我が家にやってきた剥製はどうなるのか…(ぶつぶつ)。

_ S.U ― 2012年12月01日 18時57分37秒

 私が所持しているパンダが載っているもっとも古い動物図鑑『少年少女学習百科大事典』第11巻(学習研究社)を見てみました。(これは古書店で買った物で、初版の発行は1961年らしいですが、奥付けの紙が剥がれて何年版かはわかりません。私も現役小学生の時に同じ本を買ってもらいましたので1965年頃までは印刷されていたようです)

 そこでは、ジャイアントパンダは「ダイパンダ」になっていました。レッサーパンダは「ショウパンダ」です。

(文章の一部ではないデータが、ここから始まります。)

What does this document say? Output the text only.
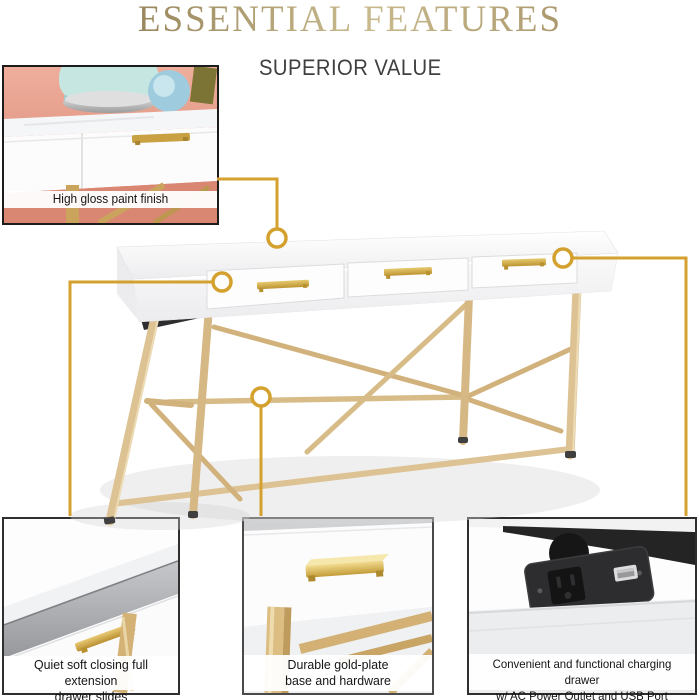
ESSENTIAL FEATURES

SUPERIOR VALUE
High gloss paint finish
Quiet soft closing full extension
drawer slides
Durable gold-plate
base and hardware
Convenient and functional charging drawer
w/ AC Power Outlet and USB Port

_ 玉青 ― 2012年12月02日 17時42分16秒

お調べいただき、ありがとうございました。

>ダイパンダ…ショウパンダ

分かりやすい。(笑)
考えてみると、英語由来の「ジャイアント」と「レッサー」って、対が取れてない気がするので、「大・小」の方がすっきりしていいかも。

私も気になって、1959年(昭和34)に出た、講談社の『世界の動物の図鑑』を見てみたのですが、そこには「クマのなかま」ではなく「アライグマのなかま」として、「レッサー=パンダ」、「ジャイアント=パンダ」の名が挙がっていました(分かち書きしてあるのが一寸珍しい)。後者の記述はそっけなく、「頭胴180cm。チベット東部産。えさ、タケ」だけです。

なお、同書巻末に付いている哺乳類の分類表では、「アライグマ科 〔…〕パンダ・小パンダ〔…〕」となっていて、ここにも小パンダが顔を出していました(この表は、本文を書いた人とは別の人が作成したのかもしれません)。

Soraさんからの情報も併せて、戦後もけっこう遅くまで日本語の名称が揺れていたことが分かったことは今回の大きな収穫です。近日中に一覧表にまとめ、諸人の参考に供したいと思います(というほど大げさなものでもありませんが・笑)。

_ (未記入) ― 2022年10月28日 20時05分04秒

1960年ごろの平凡社大百科事典にも色分け熊の挿絵が載ってましたあ。あんまり古い話だからどんな挿絵だったか思い出せないす。

_ 玉青 ― 2022年10月29日 08時22分33秒

ありがとうございます。そういえば、最近、パンダの話題を目にすることが増えましたね。ここは温故知新、いろわけぐまの時代にさかのぼって、日本人とパンダの関係を振り返るのも意義あることではないか…そんなことを思いました。